EU and Brazil agree on a “speedy conclusion” of the trade pact with Mercosur
Brazilian and European leaders called on Thursday for the speedy conclusion of a free trade and cooperation agreement between the European Union and Mercosur. The call for action was made as Brazilian President Dilma Rousseff hosted European Council President Herman Van Rompuy and European Commission President Jose Manuel Barroso.
Both the EU and Mercosur expressed the strong political will to reach an accord, Van Rompuy told reporters.
Negotiations have so far stumbled over differences on agriculture, especially European farm subsidies, which are seen as hindering Mercosur efficient agriculture.
Noting that Europe had seen the worst of the economic crisis but still faced the challenge of reducing high unemployment, Van Rompuy pressed for a speedy conclusion of the accord.
In the next few days we will have a high-level meeting between Mercosur and the EU which we view as strategic Rousseff said, referring to a ministerial session between the two blocs on the sidelines of a two-day CELAC/EU summit which kicks off in Chile on Saturday.
In this meeting, we will have the opportunity to work out the first steps of the negotiation, she added, insisting that an agreement was very important for both regions.
But Rousseff warned that a deal required rebalancing trade ties and taking into account sensitivities on both sides.

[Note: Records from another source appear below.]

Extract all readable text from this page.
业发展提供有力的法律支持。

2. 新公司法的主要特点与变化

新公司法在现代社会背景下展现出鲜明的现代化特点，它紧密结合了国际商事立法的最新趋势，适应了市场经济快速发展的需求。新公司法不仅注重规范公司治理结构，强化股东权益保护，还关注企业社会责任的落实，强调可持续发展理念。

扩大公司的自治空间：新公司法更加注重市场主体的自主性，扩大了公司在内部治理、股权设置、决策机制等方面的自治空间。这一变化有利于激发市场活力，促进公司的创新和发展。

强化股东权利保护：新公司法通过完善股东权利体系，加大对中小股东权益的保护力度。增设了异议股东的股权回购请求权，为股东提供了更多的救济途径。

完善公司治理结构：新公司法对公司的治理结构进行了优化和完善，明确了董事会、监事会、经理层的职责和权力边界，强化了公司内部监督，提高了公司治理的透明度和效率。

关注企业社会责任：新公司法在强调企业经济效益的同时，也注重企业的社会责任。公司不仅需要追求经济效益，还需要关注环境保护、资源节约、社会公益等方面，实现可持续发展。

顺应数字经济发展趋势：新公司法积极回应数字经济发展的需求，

The Brazilian leader and the EU officials also agreed on the creation of a commission to look into prospects for boosting bilateral trade and investments, Barroso said.
The materialization of this deal would be equivalent to more commercial flows, new investments, technology transfers and many other benefits for our citizens and businesses insisted Barroso.
Brazil‘s economic and political evolution in recent years has been extraordinary. With a GDP that amounts to half of South America‘s and more than 70% of Mercosur, Brazil has become one of the great global economic powers. And the mutual will to build closer relations between us has grown at the same pace, he said.
Last month, Venezuela became the newest full Mercosur member at a summit in Brasilia, while Bolivia took a first step toward joining. With the admission of Venezuela, which boasts the world's largest proven oil reserves, Mercosur is now an energy and agriculture giant with a GDP of 3.3 trillion dollars (83% of South America's total) and 275 million people.
Meanwhile, corporate officials from the two blocs also met and pressed for accelerated talks on a free trade deal between Europe and Mercosur.
In 2007, Brazil and the European Union established a strategic alliance and the two held their last summit in Brussels in 2011. Bilateral trade last year between Brazil and EU reached 96.6bn dollars.
Mercosur is led by its economic giant Brazil but also holds Argentina, Uruguay and Venezuela along with Paraguay, whose membership is currently suspended.